Tolkien fans have discussed Gollum's diagnosis on over 1300 websites. A supervised study by medical students, in a paper that uses both Tolkien's and Jackson's depictions of the character, concluded that Gollum does not meet the criteria for schizophrenia or multiple personality disorder, but that he meets 7 of 9 criteria for schizoid personality disorder. Some psychiatrists have suggested that The Lord of the Rings offers useful and "very tangible" lessons for mental health by helping readers to envisage and empathise with the situations of other people.
J. R. R. Tolkien (1892–1973) was an English Roman Catholic writer, poet, philologist, and academic, best known as the author of the high fantasy works The Hobbit and The Lord of the Rings , both set in his subcreated world of Middle-earth. [1]

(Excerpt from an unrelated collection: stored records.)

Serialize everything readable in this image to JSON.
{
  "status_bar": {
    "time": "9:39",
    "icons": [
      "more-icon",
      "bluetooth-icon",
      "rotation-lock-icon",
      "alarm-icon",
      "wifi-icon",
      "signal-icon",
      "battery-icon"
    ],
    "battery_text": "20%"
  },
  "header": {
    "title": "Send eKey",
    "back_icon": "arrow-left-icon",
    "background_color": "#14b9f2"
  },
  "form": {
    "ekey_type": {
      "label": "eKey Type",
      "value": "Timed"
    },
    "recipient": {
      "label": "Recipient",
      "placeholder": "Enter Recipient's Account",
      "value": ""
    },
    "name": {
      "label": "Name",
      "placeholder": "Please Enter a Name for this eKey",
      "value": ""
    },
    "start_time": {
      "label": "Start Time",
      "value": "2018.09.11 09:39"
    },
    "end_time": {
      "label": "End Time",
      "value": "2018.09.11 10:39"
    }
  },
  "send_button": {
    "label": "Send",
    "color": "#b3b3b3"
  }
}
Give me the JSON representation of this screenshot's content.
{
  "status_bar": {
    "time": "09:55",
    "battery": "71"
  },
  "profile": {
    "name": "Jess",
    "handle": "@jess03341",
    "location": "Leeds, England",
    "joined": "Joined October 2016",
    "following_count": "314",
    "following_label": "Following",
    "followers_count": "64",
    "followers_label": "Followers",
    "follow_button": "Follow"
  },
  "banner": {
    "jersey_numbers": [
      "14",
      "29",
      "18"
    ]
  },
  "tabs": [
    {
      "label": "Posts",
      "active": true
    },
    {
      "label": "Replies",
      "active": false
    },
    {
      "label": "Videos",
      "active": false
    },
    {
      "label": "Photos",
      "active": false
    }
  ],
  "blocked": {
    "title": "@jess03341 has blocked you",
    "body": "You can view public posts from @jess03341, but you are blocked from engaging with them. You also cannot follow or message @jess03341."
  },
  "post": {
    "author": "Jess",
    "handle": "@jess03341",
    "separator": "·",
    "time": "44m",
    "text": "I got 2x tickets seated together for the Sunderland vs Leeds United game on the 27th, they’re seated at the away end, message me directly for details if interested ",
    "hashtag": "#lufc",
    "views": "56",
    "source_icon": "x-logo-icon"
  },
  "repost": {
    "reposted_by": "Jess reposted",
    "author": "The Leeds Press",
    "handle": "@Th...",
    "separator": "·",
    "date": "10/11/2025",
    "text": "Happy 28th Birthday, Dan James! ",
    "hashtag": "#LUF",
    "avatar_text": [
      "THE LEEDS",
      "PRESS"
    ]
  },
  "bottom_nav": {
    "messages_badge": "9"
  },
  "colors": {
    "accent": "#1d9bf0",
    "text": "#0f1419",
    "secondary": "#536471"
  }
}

The scholar of English Steve Walker states that Tolkien has rooted every element of Middle-earth naturally, using descriptions of Earthlike weather, landforms, peoples, cultures, flora, and fauna. [2] He comments that
The psychological authentication of Tolkien's fiction approaches Freudian levels of subtlety. That psychiatric insight can get almost clinical, as with the representation of Denethor's aberrant behavior in terms of paranoia, the motivation of Théoden's passivity as bipolar depression, and the causally rich implications of the parallels between Beorn's werebear transformations and symptoms of epileptic seizure. [3]
Other Tolkien scholars and psychiatrists broadly agree with Walker, in addition suggesting Gollum's schizoid personality disorder [4] and the resemblance of Frodo's increasingly disturbed mental state to post-traumatic stress disorder. [5] [6] The medievalist Alke Haarsma-Wisselink, who has experienced psychotic episodes, remarks that both Bilbo and Thorin in The Hobbit have symptoms of psychosis. [7] The Tolkien scholar James T. Williamson describes how Éowyn responds to her "perceived rejection" by Aragorn with "a madness" seen as her eyes change "from gray to 'on fire'"; [8] other scholars have named Éowyn as suffering from depression. [9] [10]
The psychiatrists Landon van Dell and colleagues write that The Lord of the Rings offers useful and "very tangible" lessons for mental health by helping readers to envisage and empathise with the situations of other people. [11]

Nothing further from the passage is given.